Yes. If you put all the PDFs into one image, the vertical coordinates will be completely out of order… or at least the accuracy will drop significantly.

If you don’t need coordinates, I think using PyMuPDF is the easiest, but in this case, we need coordinates, so it’s a little special.

So I don’t need to support handwriting as the PDFs I’m trying to process are all blank (meaning they are empty forms).

And when I said PDF->Image I was talking about converting each page to it’s own image, and processing each image (or page) individually. I think this will generally help if you keep the dimensions exactly the same, and use PDF coordinates that are in respect to the origin (i.e. in percentages, not pixels or otherwise).

However since I must have coordinates in order to insert fillable fields in these places, libraries such as Python’s PyMuPDF or Node’s pdf-lib won’t help in this case.

I was trying to figure out if there’s a way to involve OCRs to this process, however as I can only find the texts with them, I can’t know for certain where the field should be added (below the label? to it’s right? maybe there are multiple fields for 1 label?)

1 Like

For example, can’t you get the coordinates this way?

# Get bounding box estimates
print(pytesseract.image_to_boxes(Image.open('test.png')))

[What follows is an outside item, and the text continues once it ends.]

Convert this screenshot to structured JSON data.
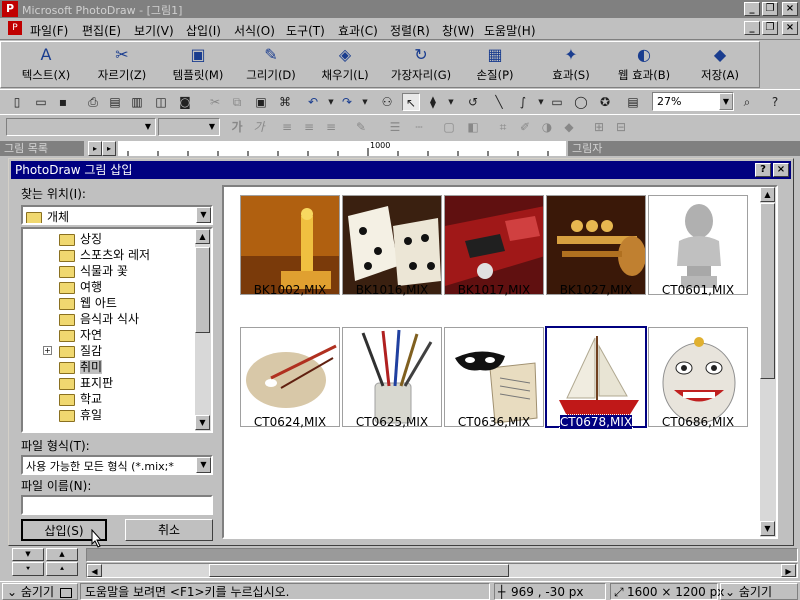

With this you’d be able to get the bounding boxes of the text of the fields, and only if you’d know what strings to search in advance. In the link you provided, I basically want to automate his step 1. You can see he goes into Paint (or some other program) and manually check the x,y,w,h of each field. This is exactly the process I wish to automate so I can automatically add fillable fields in these places, without needing manual intervention. The manual part is a major pain-point where you get a bulk of documents and you need to manually go over each one and assign fields. Sometimes, forms can have hundreds upon hundreds of fields, so I wish to automate this process.

1 Like

In such cases, I think the easiest way is to use a Python program with a for loop to iterate. The reason I can’t unreservedly recommend VLM in this case is that the more complex the output is, the more likely it is that the output will be incomplete. I think this is also true for ChatGPT and Gemini.

If you use a fast pytesseract, you can cheat with the number of times it is processed. If you only do one at a time, it is unlikely to make a mistake. Of course, if you have abundant GPU resources, you can do the same thing with a high-performance VLM, but you probably won’t need it for anything other than handwriting…

Of course, if there is a program or model that can perform the same task, there is no need to stick with pytesseract, but please consider this as an example.